Thanks guys. I am super pleased with it. It will last my lifetime and another one or two lol.


----------



## jcam222 (Mar 15, 2022)

zwiller said:


> NICE.  Kinda funny but I think it looked fine and MUCH better than smokers I see around here.  Looks new now.  You going pro?


Not just yet but the time will come


----------



## jcam222 (Mar 15, 2022)

tx smoker said:


> Absolutely fantastic Jeff!! You know I've been waiting a long time to see these pics and it was well worth the wait. A beautiful brand new smoker. Now maybe it's time to think about retirement and using the Lang for what you originally bought it for   Hell, I'll drive up on the weekends and help out. Only payment required is dinner if there's any left
> 
> Robert


Trust me, it’s a daily battle inside my head haha


----------



## jcam222 (Mar 15, 2022)

SmokinAl said:


> Awesome job Jeff!
> When I saw the photo of the original, I had no idea you could make it look like new!
> Maybe you should get into the restoration business. I’m sure you could double your money on the 84.
> Al


Credit all goes to the guy I had do it here locally. He did the entire refurb for $1500. Trust me I’m on the lookout for deals to flip. He made it clear he’d love to make money doing more of them.


----------



## jcam222 (Mar 15, 2022)

SmokinVOLfan said:


> View attachment 529034
> 
> 
> Hell yeah Jeff that is a thing of beauty! Guy did a great job! You are going to have to tell your wife to park her car on the street that bad boy needs a home in the garage.
> ...





Sowsage said:


> It looks fantastic!!.. Looks like they did a quality job for you on it.. The wheels look great too!!
> Your neighbors are gonna thinkbyou went out and baught a new one!!
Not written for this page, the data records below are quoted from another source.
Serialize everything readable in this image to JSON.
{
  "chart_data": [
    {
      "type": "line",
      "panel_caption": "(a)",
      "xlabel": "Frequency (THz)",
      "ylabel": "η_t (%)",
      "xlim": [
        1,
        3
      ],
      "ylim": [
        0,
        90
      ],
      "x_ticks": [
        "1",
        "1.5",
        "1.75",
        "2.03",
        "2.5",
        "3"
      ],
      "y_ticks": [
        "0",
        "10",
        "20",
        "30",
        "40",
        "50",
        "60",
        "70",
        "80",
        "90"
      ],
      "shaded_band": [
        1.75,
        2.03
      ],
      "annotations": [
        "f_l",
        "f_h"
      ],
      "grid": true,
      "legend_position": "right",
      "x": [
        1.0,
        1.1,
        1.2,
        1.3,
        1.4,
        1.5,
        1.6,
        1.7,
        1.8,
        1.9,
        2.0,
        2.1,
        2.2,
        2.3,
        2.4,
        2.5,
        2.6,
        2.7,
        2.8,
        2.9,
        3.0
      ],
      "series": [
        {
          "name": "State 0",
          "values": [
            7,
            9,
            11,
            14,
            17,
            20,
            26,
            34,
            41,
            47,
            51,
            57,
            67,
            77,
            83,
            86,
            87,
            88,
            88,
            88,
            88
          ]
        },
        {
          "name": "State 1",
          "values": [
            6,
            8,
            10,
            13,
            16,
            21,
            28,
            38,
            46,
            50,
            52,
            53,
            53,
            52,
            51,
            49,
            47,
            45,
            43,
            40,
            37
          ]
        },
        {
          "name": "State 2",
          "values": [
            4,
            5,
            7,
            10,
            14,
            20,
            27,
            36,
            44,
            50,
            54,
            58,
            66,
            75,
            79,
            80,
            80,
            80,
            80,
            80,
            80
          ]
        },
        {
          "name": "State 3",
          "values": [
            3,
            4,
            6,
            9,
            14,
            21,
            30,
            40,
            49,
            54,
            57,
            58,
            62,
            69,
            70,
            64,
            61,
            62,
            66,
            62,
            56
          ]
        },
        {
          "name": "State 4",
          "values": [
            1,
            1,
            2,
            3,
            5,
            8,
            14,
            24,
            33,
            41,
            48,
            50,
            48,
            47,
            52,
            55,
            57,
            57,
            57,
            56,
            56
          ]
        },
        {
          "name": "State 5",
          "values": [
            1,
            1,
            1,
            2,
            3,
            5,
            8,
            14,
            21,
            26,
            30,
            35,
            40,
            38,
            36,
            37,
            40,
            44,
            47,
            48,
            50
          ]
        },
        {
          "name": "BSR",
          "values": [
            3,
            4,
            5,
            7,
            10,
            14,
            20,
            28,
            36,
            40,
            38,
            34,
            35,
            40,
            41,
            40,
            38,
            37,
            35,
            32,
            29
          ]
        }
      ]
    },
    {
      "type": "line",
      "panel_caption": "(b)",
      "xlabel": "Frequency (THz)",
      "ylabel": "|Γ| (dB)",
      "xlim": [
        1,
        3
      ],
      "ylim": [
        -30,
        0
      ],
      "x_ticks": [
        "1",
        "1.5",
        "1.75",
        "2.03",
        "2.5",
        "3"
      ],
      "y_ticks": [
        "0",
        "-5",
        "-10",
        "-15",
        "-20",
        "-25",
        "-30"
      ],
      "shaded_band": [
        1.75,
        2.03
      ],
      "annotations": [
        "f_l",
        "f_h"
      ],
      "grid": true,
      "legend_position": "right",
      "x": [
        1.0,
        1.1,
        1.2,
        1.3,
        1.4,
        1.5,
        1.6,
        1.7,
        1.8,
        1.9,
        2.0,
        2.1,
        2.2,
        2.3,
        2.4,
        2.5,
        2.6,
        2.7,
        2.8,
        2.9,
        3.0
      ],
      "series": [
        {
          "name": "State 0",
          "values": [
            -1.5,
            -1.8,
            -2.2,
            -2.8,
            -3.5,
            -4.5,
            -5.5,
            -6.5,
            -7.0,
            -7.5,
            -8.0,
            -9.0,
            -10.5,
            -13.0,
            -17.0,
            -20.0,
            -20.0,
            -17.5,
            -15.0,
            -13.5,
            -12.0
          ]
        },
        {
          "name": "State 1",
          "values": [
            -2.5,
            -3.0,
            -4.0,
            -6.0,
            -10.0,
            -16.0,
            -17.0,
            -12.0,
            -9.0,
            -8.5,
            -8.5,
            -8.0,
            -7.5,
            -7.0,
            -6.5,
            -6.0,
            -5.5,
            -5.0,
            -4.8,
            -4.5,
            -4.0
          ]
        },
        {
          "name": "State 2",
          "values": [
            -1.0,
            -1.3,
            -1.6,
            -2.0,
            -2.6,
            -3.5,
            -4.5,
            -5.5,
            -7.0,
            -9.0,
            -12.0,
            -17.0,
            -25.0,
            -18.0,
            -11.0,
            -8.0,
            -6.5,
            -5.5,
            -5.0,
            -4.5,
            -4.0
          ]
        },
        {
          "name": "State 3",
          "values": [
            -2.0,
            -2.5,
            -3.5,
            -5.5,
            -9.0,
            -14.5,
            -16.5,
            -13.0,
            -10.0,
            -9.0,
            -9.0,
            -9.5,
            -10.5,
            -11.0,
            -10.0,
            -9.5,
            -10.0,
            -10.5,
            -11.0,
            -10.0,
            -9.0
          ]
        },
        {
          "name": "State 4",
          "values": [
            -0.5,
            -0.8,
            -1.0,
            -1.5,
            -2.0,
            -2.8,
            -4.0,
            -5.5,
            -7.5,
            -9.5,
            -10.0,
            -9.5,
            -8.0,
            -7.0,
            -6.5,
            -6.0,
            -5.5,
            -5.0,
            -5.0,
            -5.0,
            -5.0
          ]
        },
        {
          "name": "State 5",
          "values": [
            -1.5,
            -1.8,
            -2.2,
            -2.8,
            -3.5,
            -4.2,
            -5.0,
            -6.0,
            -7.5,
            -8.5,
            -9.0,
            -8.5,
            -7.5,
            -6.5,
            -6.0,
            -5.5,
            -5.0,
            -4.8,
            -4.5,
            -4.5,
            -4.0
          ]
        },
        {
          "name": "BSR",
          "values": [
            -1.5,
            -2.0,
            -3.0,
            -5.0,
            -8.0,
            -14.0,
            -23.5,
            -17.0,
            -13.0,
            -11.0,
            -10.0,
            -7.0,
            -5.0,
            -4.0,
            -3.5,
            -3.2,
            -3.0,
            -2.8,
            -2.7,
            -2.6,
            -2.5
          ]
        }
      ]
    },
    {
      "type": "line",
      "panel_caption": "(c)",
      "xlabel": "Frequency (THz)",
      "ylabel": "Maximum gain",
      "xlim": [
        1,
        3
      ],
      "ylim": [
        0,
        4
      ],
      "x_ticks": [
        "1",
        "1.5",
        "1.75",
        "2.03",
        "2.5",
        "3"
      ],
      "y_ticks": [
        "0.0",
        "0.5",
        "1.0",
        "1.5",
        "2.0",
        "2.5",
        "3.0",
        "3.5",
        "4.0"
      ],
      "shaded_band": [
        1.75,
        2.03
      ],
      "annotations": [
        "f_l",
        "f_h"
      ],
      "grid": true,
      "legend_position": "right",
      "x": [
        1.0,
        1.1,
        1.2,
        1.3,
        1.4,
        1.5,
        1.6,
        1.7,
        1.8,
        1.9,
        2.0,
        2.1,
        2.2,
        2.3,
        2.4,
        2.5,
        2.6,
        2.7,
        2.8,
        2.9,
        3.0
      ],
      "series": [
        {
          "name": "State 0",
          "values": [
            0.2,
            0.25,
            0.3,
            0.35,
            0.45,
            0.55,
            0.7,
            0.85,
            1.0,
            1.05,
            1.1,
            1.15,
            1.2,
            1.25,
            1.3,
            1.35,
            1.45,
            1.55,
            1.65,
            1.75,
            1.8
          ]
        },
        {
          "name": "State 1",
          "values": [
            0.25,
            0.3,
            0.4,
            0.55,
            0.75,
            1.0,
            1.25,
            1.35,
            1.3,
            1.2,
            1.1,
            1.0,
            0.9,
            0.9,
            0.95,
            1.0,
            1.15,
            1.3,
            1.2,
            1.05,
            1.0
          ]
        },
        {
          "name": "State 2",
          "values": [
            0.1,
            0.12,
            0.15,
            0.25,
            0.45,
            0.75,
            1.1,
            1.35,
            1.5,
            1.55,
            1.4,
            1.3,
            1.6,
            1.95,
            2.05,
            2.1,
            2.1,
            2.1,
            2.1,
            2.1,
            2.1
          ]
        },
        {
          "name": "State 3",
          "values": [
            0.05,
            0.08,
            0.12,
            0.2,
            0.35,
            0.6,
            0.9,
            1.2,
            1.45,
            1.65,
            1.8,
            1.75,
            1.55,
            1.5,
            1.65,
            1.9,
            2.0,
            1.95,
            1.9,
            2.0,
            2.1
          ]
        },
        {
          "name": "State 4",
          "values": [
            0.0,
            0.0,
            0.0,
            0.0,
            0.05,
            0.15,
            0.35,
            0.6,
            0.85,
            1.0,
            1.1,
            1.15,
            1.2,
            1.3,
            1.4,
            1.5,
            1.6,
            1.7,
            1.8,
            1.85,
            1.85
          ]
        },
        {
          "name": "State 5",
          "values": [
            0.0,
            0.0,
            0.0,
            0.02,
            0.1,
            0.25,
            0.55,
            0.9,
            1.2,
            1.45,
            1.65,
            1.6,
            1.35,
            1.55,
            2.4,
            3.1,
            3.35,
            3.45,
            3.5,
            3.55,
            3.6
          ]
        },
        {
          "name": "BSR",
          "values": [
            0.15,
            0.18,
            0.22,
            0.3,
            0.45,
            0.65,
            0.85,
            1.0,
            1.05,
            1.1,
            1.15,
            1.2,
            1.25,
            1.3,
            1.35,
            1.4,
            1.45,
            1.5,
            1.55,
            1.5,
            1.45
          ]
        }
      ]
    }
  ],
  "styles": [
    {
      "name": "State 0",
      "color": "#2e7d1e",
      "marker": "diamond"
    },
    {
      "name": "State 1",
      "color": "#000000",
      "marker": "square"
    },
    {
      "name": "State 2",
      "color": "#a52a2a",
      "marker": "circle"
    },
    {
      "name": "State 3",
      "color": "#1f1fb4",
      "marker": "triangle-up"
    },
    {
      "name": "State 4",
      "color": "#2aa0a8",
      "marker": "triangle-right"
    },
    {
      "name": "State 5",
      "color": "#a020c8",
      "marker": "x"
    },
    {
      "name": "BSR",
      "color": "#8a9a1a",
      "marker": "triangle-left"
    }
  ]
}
 Lol grabbed these wheels on Amazon! Crazy what you can buy there. 


Brokenhandle said:


> That looks awesome Jeff! Are your neighbors lined up outside with hunks of meat yet?
> 
> Ryan


 Funny you ask that, run into my neighbor at the barbershop today. Him - “man that smoker looks great! Think maybe I could throw some meat in it sometime when you cook and get a few pointers?”  Heck yea always happy to help out.


----------